A manipulação é estratégica: emocionaliza, simplifica, omite e viraliza. Em vez de esclarecer a população, desinforma. Em vez de dialogar, agita. Em vez de formar opinião, mobiliza ressentimento. Essa conjuntura foi descrita por Yascha Mounk, em O Povo Contra a Democracia, como a “tempestade perfeita”: instituições democráticas enfraquecidas, elites desacreditadas e cidadãos conectados a bolhas ideológicas. Donald Trump, Viktor Orbán, Nayib Bukele e Jair Bolsonaro souberam surfar nesse novo oceano de atenção fragmentada, rejeição à mediação e culto à autenticidade performática.
É também um retorno à oralidade carismática, mas agora amplificada digitalmente. Como apontou a filósofa italiana Donatella Di Cesare, em Il Tempo della Postverità, “O líder populista não argumenta: afirma, repete, impõe”. E faz isso por meio de vídeos, memes, lives e ataques performáticos que viralizam porque são escândalos – não porque são verdade.
Paradoxo da evolução
A desinformação deixou de ser um subproduto colateral do sistema e tornou-se um potente e perigoso método de poder. E num ambiente em que a autoridade é medida em curtidas e compartilhamentos, os reacionários digitais têm larga vantagem sobre aqueles que ainda tentam construir pontes com a razão.

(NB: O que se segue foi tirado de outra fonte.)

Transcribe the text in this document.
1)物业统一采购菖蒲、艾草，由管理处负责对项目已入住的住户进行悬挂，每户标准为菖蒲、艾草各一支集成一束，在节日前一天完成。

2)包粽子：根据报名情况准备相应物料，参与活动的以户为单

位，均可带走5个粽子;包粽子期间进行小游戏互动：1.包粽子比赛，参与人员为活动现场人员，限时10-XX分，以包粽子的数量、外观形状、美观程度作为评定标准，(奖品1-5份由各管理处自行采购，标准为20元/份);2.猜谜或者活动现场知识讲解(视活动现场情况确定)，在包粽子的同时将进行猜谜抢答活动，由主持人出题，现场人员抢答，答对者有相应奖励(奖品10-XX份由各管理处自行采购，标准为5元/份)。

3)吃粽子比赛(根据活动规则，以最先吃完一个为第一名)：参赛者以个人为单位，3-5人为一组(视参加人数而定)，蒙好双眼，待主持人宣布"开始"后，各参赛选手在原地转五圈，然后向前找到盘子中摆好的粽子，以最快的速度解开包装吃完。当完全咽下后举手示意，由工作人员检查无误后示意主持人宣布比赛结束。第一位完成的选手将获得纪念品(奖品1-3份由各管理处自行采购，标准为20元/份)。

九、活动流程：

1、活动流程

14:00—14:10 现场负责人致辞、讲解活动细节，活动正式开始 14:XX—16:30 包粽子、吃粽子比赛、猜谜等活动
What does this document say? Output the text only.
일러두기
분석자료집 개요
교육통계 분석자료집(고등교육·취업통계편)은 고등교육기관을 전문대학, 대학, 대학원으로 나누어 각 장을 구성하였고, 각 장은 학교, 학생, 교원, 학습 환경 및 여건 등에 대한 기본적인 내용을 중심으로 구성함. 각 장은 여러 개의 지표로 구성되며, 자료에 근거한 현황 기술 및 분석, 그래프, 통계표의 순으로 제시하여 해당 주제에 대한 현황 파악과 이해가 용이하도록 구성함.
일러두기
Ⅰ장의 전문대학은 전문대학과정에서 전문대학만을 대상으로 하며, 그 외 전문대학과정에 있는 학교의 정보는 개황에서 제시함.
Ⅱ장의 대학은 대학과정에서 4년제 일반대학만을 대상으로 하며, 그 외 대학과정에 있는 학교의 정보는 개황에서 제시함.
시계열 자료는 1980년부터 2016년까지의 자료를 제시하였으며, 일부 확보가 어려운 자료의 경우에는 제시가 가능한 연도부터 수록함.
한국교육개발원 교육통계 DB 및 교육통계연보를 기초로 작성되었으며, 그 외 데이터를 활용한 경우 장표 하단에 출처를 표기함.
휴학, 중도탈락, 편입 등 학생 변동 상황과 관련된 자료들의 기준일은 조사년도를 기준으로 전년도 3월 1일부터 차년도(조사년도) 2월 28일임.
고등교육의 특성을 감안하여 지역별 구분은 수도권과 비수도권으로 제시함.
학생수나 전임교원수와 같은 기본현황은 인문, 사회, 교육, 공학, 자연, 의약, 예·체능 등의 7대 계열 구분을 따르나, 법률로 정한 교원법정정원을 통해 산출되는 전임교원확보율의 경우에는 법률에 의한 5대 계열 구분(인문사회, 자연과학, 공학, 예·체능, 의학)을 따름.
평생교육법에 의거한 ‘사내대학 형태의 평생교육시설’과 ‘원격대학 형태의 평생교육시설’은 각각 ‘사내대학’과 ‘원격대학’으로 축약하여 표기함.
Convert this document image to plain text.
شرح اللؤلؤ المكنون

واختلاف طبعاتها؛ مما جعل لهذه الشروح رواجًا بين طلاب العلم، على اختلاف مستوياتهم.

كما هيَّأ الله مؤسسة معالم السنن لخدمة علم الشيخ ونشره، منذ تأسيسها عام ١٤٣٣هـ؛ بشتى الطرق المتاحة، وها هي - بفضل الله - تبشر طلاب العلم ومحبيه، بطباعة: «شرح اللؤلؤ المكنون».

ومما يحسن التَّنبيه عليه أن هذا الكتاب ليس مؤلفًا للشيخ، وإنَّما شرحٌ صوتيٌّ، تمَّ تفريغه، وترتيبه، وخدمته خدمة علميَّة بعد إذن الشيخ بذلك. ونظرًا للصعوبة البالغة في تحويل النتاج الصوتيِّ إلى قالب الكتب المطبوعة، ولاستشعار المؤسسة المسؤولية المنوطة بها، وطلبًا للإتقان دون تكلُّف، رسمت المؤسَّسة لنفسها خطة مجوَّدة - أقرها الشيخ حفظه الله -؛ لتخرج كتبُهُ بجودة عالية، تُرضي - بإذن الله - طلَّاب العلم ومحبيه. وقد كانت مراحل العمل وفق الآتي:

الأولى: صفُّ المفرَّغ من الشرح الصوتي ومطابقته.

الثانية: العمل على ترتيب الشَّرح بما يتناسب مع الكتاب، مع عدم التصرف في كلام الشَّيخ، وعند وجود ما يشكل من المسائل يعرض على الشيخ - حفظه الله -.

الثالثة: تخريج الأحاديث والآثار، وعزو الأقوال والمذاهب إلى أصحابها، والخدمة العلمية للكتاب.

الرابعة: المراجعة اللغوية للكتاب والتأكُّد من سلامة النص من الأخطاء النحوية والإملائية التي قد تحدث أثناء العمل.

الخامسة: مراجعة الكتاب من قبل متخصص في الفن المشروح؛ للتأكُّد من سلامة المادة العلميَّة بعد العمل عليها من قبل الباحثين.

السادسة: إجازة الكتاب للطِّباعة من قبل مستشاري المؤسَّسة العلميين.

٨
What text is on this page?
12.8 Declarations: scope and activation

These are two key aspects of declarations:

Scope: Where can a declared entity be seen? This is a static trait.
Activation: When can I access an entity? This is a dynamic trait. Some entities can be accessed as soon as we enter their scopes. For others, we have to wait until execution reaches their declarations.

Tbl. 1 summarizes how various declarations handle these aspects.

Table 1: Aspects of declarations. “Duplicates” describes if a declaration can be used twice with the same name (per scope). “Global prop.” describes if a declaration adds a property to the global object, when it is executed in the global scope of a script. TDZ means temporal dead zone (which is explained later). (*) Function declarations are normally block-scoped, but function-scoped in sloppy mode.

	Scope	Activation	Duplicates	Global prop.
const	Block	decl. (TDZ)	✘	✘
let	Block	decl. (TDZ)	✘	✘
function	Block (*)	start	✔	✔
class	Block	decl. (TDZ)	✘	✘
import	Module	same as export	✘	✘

Por fim, o ciclo se fecha: uma revolução tecnológica que nasceu com Gutenberg para ampliar o conhecimento e a liberdade pode estar, paradoxalmente, servindo à construção de novos autoritarismos – mais sedutores, mais sorridentes, mais algoritmicamente eficientes.
Escrevi este texto a partir de um insight sobre o impacto da comunicação nas transformações políticas e sociais ao longo da história. A partir daí, iniciei uma conversa com a inteligência artificial, propondo blocos temáticos, solicitando dados e referências. O que você acaba de ler é fruto dessa interação, em que fui construindo e moldando o texto e a IA me ajudando a refinar o conteúdo, porém sem jamais substituir minha ideia e própria autoria.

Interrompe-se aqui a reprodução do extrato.